Przejdź do treści
Strona główna » Baza Wiedzy » Jak zwiększyć liczbę zapytań w 2025? Zobacz, co naprawdę działa w niestabilnych czasach

Jak zwiększyć liczbę zapytań w 2025? Zobacz, co naprawdę działa w niestabilnych czasach

Jak zwiększyć liczbę zapytań w 2025? Zobacz, co naprawdę działa w niestabilnych czasach.

Jak zwiększyć liczbę zapytań od nowych klientów w niestabilnych czasach?

Z zewnątrz wszystko wygląda pozornie dobrze. Masz stronę internetową, aktywne profile w mediach społecznościowych, uruchomione kampanie reklamowe. Prowadzisz newsletter, od czasu do czasu publikujesz nowe treści, być może nawet masz swój e-book lub dobrze przygotowany landing page. Statystyki pokazują wzrosty – więcej wejść, więcej kliknięć, więcej wyświetleń.

A jednak… efektów nie widać.

Zapytań jest niewiele, rozmowy urywają się wcześnie, a wiążące decyzje potencjalnych klientów odkładane są na bliżej nieokreśloną przyszłość. Trudno przewidzieć, co zadziała, a co nie. Marketing niby „się robi”, ale realna sprzedaż wciąż stoi w miejscu.

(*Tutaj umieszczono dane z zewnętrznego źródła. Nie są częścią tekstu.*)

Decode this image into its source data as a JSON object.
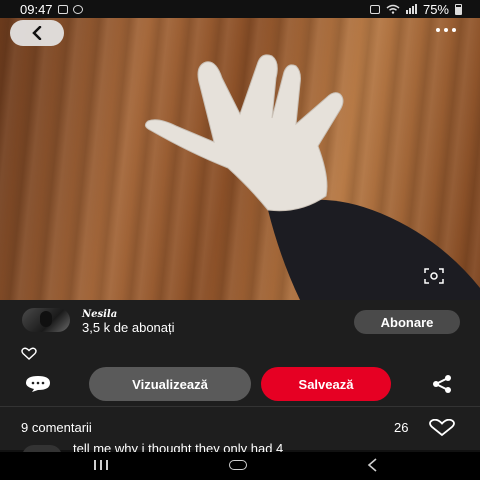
{
  "status_bar": {
    "time": "09:47",
    "battery": "75%",
    "left_icons": [
      "image-icon",
      "whatsapp-icon"
    ],
    "right_icons": [
      "camera-icon",
      "wifi-icon",
      "signal-icon",
      "battery-icon"
    ]
  },
  "pin": {
    "image_icons": [
      "back-icon",
      "more-icon",
      "visual-search-icon"
    ]
  },
  "creator": {
    "name": "Nesila",
    "followers": "3,5 k de abonați",
    "follow_label": "Abonare"
  },
  "actions": {
    "view_label": "Vizualizează",
    "save_label": "Salvează",
    "save_color": "#e60023",
    "view_color": "#5a5a5a"
  },
  "comments": {
    "count_label": "9 comentarii",
    "likes": "26",
    "first_comment": "tell me why i thought they only had 4"
  },
  "nav_bar": {
    "icons": [
      "recent-apps-icon",
      "home-icon",
      "back-nav-icon"
    ]
  }
}
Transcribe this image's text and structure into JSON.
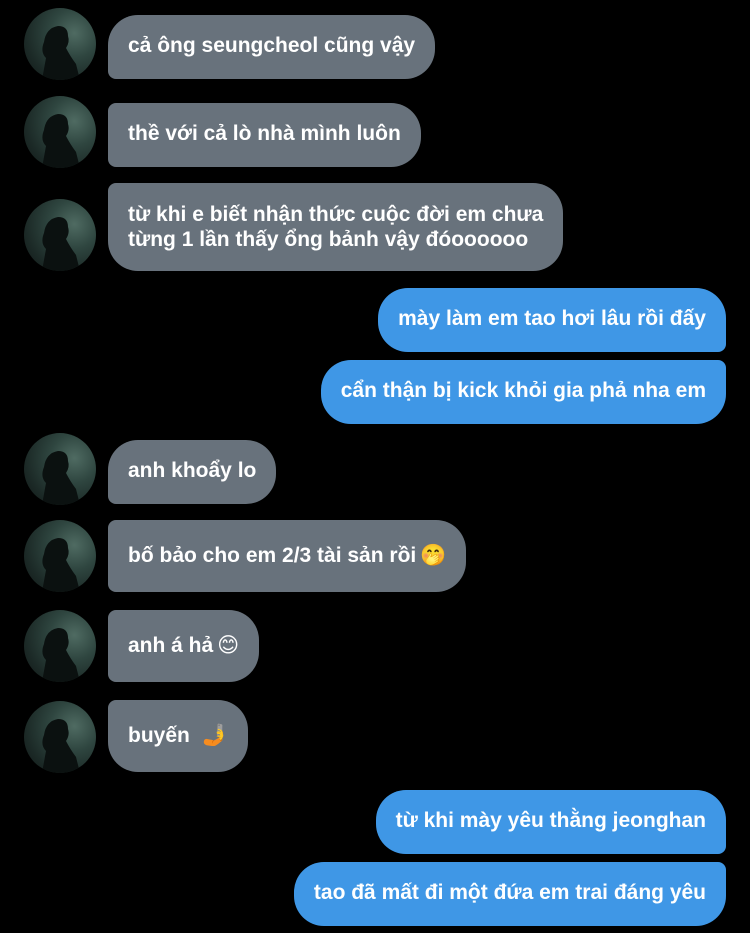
{
  "messages": [
    {
      "side": "in",
      "text": [
        "cả ông seungcheol cũng vậy"
      ]
    },
    {
      "side": "in",
      "text": [
        "thề với cả lò nhà mình luôn"
      ]
    },
    {
      "side": "in",
      "text": [
        "từ khi e biết nhận thức cuộc đời em chưa",
        "từng 1 lần thấy ổng bảnh vậy đóoooooo"
      ]
    },
    {
      "side": "out",
      "text": [
        "mày làm em tao hơi lâu rồi đấy"
      ]
    },
    {
      "side": "out",
      "text": [
        "cẩn thận bị kick khỏi gia phả nha em"
      ]
    },
    {
      "side": "in",
      "text": [
        "anh khoẩy lo"
      ]
    },
    {
      "side": "in",
      "text": [
        "bố bảo cho em 2/3 tài sản rồi"
      ],
      "emoji": "🤭",
      "emoji_name": "face-with-hand-over-mouth-icon"
    },
    {
      "side": "in",
      "text": [
        "anh á hả"
      ],
      "emoji": "😊",
      "emoji_name": "smiling-face-icon"
    },
    {
      "side": "in",
      "text": [
        "buyến"
      ],
      "emoji": "🤳",
      "emoji_name": "selfie-icon"
    },
    {
      "side": "out",
      "text": [
        "từ khi mày yêu thằng jeonghan"
      ]
    },
    {
      "side": "out",
      "text": [
        "tao đã mất đi một đứa em trai đáng yêu"
      ]
    }
  ],
  "colors": {
    "background": "#000000",
    "incoming_bubble": "#68727c",
    "outgoing_bubble": "#3f97e6",
    "text": "#ffffff"
  }
}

W takiej sytuacji większość firm sięga po dobrze znane rozwiązania: poprawia nagłówki, testuje nowe CTA, reorganizuje layout strony, uruchamia kampanie remarketingowe, optymalizuje newsletter. To wszystko może pomóc – ale zanim cokolwiek zmienisz, zrób krok w tył i zapytaj:

Czy wiem, co robi klient, zanim się do mnie odezwie?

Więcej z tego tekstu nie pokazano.